Remember my in mid-February about our need for hammocks, offering a barter
of treats in exchange ? We've got some oldsters here, and we really needed
some big, deep, soft hammies for these fragile golden years folks.
I was completely unprepared for the outpouring of support and kindness you
guys sent our way. So very many of you emailed , called, wrote, sewed,
and just plain CARED . The address labels on all the packages are smudged
because I cried each time I opened one. What an unbelievable kindness!
The kids we have now, and those we'll see in the future - there are
always going to be those who bear the brunt of Bad Human Disease- really
appreciate having a warm, clean cozy nest.

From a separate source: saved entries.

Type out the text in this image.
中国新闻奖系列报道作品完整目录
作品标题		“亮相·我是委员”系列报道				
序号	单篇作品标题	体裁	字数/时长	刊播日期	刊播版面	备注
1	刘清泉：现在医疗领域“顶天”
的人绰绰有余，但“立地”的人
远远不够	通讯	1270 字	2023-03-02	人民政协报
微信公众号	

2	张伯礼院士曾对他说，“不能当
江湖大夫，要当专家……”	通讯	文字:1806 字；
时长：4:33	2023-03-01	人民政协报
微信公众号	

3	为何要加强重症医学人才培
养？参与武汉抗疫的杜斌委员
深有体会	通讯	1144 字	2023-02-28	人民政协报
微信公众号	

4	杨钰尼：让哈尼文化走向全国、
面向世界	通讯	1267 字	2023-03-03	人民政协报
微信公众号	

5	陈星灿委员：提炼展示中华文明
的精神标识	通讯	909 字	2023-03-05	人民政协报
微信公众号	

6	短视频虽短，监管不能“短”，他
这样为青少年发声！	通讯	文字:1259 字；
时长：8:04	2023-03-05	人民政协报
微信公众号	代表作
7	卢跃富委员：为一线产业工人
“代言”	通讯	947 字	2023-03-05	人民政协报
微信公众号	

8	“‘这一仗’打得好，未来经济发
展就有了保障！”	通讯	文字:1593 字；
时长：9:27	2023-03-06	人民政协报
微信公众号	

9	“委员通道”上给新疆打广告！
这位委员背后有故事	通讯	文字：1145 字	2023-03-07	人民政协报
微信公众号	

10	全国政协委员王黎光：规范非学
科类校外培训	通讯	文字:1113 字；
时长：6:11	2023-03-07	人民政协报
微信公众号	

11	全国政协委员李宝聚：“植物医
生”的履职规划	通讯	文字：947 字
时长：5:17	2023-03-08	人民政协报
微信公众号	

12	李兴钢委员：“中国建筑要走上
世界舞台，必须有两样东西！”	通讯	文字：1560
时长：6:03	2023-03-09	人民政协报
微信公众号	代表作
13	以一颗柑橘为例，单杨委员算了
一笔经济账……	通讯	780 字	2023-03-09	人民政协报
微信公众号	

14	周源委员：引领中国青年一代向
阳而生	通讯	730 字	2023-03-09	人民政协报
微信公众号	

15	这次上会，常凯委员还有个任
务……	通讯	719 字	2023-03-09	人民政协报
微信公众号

For many this may be the first
time they've seen a hammock, or been given a place to sleep other than a
wire floor or fetid cedar shavings. What a gift you guys have given - a
safe, soft, and comforting place to relax . An actual restful sleep.

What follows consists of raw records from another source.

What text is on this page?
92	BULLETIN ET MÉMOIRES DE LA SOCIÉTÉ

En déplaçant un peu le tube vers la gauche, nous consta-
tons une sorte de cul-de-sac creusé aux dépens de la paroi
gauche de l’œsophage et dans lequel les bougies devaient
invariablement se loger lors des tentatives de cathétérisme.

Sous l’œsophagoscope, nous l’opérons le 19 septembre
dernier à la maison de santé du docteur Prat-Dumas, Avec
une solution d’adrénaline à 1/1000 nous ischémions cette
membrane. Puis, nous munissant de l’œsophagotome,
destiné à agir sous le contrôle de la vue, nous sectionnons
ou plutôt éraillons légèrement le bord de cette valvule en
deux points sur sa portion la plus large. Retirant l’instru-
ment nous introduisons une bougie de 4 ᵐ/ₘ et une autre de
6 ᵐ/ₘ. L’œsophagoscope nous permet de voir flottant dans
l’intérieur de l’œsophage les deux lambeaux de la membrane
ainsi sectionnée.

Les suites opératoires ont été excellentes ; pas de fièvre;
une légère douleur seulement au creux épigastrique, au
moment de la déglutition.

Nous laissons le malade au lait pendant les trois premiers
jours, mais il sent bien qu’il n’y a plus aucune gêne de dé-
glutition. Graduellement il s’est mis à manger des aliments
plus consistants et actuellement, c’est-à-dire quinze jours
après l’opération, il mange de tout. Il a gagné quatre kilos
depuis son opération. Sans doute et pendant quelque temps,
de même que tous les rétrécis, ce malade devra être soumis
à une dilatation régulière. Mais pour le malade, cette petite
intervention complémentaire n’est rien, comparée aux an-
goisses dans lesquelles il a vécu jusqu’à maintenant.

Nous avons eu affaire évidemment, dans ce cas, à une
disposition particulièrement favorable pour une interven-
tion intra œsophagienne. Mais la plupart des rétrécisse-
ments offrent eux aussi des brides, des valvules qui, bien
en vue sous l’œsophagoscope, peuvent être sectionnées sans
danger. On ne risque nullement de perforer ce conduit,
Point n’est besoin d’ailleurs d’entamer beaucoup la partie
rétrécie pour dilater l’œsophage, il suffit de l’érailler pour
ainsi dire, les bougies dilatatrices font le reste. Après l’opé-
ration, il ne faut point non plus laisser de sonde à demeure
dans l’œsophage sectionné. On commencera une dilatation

Finally, some peace. That really changes the world for a mistreated
ferret. It's both a solace from neglect, and a promise of things to come
in a real, forever home.
Reading tonight's FML, I saw Kerry and Ada's posting about me. I'm very ,
very glad they wrote . I needed a good swift kick in the posterior ,
knee or not (explanation follows) , to get on track with PAYING YOU FOLKS
BACK !!!!! I proposed a deal, and you guys sent hammocks, emails, love
and support, and I'm damn sure keeping my end of the bargain. Please,
please accept my apologies for my tardiness.
Here's the email I sent Kerry and Ada - applies to everyone who so
graciously helped us . This is not meant as a form-letter style thank
you . Each of you are incredible, and cherished in different ways. I'm
sending thank you's , apologies, and good will to each of you with your
treats. ( Okay, and lots of free-form groveling and virtual sackcloth
and ashes.)
Dear Kerry and Ada,
First off, I'd like to thank you both so very much for being so generous in
offering your help to a complete stranger, whom, I'm sure, you've decided
is a complete schmuck . Make that a belly-crawling-slime-sucking-schumck.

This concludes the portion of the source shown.